Bu hatırlatmalardan sonra depren bölgemize dönersek. Yıkılanların  yerine yapılacak binaların depremden en az etkilenecek şekilde inşa edilmesi için, yer seçiminden, planına, kullanılacak malzemesine kadar nelere dikkat edilmesi, uyulması gerektiği hususunda uzmanların önerileri İnşallah dikkate alınacaktır.

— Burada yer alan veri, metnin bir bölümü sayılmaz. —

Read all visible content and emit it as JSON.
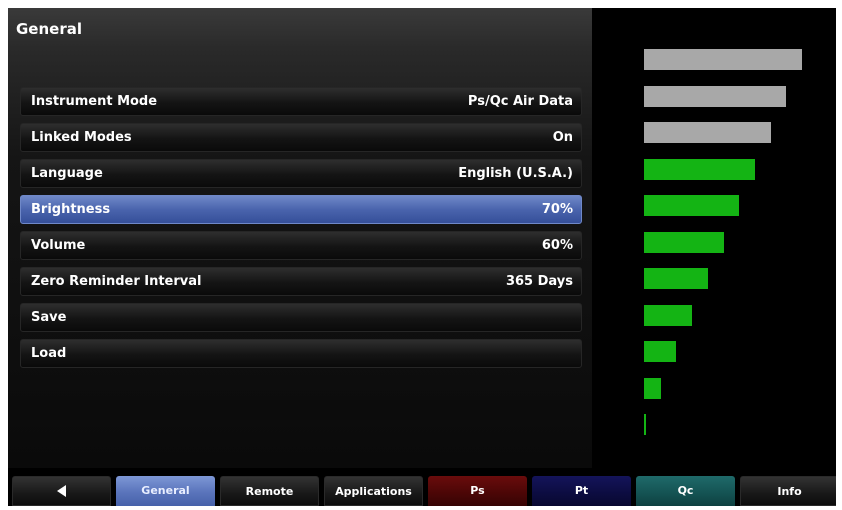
{
  "panel": {
    "title": "General"
  },
  "settings": [
    {
      "label": "Instrument Mode",
      "value": "Ps/Qc Air Data",
      "selected": false
    },
    {
      "label": "Linked Modes",
      "value": "On",
      "selected": false
    },
    {
      "label": "Language",
      "value": "English (U.S.A.)",
      "selected": false
    },
    {
      "label": "Brightness",
      "value": "70%",
      "selected": true
    },
    {
      "label": "Volume",
      "value": "60%",
      "selected": false
    },
    {
      "label": "Zero Reminder Interval",
      "value": "365 Days",
      "selected": false
    },
    {
      "label": "Save",
      "value": "",
      "selected": false
    },
    {
      "label": "Load",
      "value": "",
      "selected": false
    }
  ],
  "brightness_scale": {
    "level_percent": 70,
    "segments": 11,
    "active_segments": 8,
    "active_color": "#14b414",
    "inactive_color": "#a8a8a8"
  },
  "tabs": [
    {
      "id": "back",
      "label": "",
      "icon": "back-arrow-icon"
    },
    {
      "id": "general",
      "label": "General",
      "active": true
    },
    {
      "id": "remote",
      "label": "Remote"
    },
    {
      "id": "applications",
      "label": "Applications"
    },
    {
      "id": "ps",
      "label": "Ps",
      "color": "#4a0606"
    },
    {
      "id": "pt",
      "label": "Pt",
      "color": "#0c0c40"
    },
    {
      "id": "qc",
      "label": "Qc",
      "color": "#145252"
    },
    {
      "id": "info",
      "label": "Info"
    }
  ]
}
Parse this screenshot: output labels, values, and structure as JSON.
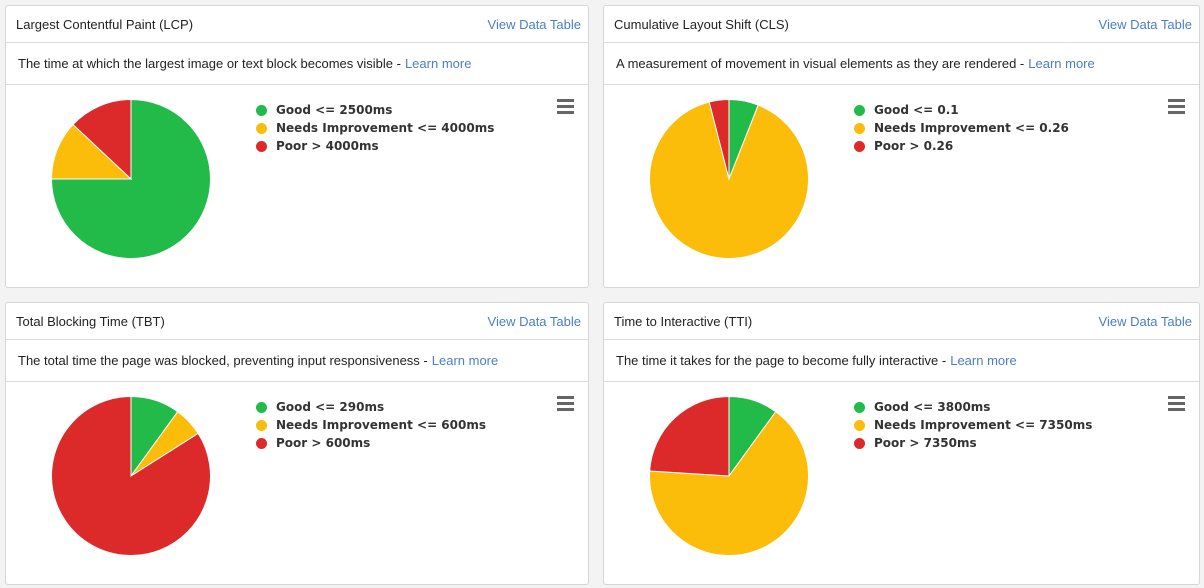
{
  "colors": {
    "good": "#22bb4a",
    "needs": "#fbbd0a",
    "poor": "#dc2a2a",
    "link": "#4a7fc1"
  },
  "common": {
    "view_table": "View Data Table",
    "learn_more": "Learn more"
  },
  "panels": [
    {
      "title": "Largest Contentful Paint (LCP)",
      "description": "The time at which the largest image or text block becomes visible -",
      "legend": [
        "Good <= 2500ms",
        "Needs Improvement <= 4000ms",
        "Poor > 4000ms"
      ]
    },
    {
      "title": "Cumulative Layout Shift (CLS)",
      "description": "A measurement of movement in visual elements as they are rendered -",
      "legend": [
        "Good <= 0.1",
        "Needs Improvement <= 0.26",
        "Poor > 0.26"
      ]
    },
    {
      "title": "Total Blocking Time (TBT)",
      "description": "The total time the page was blocked, preventing input responsiveness -",
      "legend": [
        "Good <= 290ms",
        "Needs Improvement <= 600ms",
        "Poor > 600ms"
      ]
    },
    {
      "title": "Time to Interactive (TTI)",
      "description": "The time it takes for the page to become fully interactive -",
      "legend": [
        "Good <= 3800ms",
        "Needs Improvement <= 7350ms",
        "Poor > 7350ms"
      ]
    }
  ],
  "chart_data": [
    {
      "type": "pie",
      "title": "Largest Contentful Paint (LCP)",
      "categories": [
        "Good <= 2500ms",
        "Needs Improvement <= 4000ms",
        "Poor > 4000ms"
      ],
      "values": [
        75,
        12,
        13
      ],
      "legend": "right"
    },
    {
      "type": "pie",
      "title": "Cumulative Layout Shift (CLS)",
      "categories": [
        "Good <= 0.1",
        "Needs Improvement <= 0.26",
        "Poor > 0.26"
      ],
      "values": [
        6,
        90,
        4
      ],
      "legend": "right"
    },
    {
      "type": "pie",
      "title": "Total Blocking Time (TBT)",
      "categories": [
        "Good <= 290ms",
        "Needs Improvement <= 600ms",
        "Poor > 600ms"
      ],
      "values": [
        10,
        6,
        84
      ],
      "legend": "right"
    },
    {
      "type": "pie",
      "title": "Time to Interactive (TTI)",
      "categories": [
        "Good <= 3800ms",
        "Needs Improvement <= 7350ms",
        "Poor > 7350ms"
      ],
      "values": [
        10,
        66,
        24
      ],
      "legend": "right"
    }
  ]
}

Benim belirtmek istediğim husus, sürdürülebilir bir yaşam  (küresel ısınmanın- iklim değişikliğinin daha ciddi bir felakete, tehdide dönüşmemesi) için er veya geç bütün binaların  sıfır emisyonlu bina olmasının şart olacağı bilindiğine göre, deprem bölgesinde yeni yapılacak binaların yalnız depreme karşı dayanıklı değil, aynı zamanda  sıfır emisyonlu binalar olarak inşa edilmesi gerektiğidir. Mantık, bilim bunu söylemektedir. Bu sayede:

  1. Ülkemizin toplam sera gazı emisyonunun bir miktar azalması, taahhüt edilen hedeflere ulaşmaya katkı sağlanması;
  2. Enerji ithalatımızın, dışa bağımlılığımızın azaltılmasına katkı sağlanması;
  3. Türkiye’nin pek iyi olmayan imajının iyileşmesi; EBRD, Dünya Bankası gibi kuruluşlardan daha fazla destek sağlanabilmesi;
  4. Bu binalarda oturacak olanların elektrik, ısınma ve su giderlerinin SIFIR olacak olması;
  5. Ve bence en önemlisi, yüzbinlerce bina sahibinin sıfır emisyonlu binaların bir ütopya olmayıp, gerçekten de elektrik, ısıtma ve su giderlerinin “SIFIR”a düşürülebileceğini ve binanın sıfır emisyonlu bina olarak inşa edilmesi için çıkacak, bina maliyetinin   yüzde 5-8’i kadarı  olan ek maliyetin (hibe değilse, uzun vadeli kredi borcunun)  elektrik ve ısıtma giderlerinden sağlanacak tasarruf sayesinde en fazla 4-5 yılda kendini geri ödeyeceğini gözleriyle görmeleri;
  6. Aklı gözünde olan Türk halkının, bu binaların avantajlarını görüp öğrenmesiyle de, yeni inşaatlarda sıfır emisyonlu bina projelerinin hızla yaygınlaşması sağlanacaktır.

Not: Bütün bu anlattığım hususların, İstanbul’daki riskli ve acilen dönüştürülmesi gereken 100.000 civarında olduğu söylenen bina için de geçerli olduğunu unutmayın lütfen.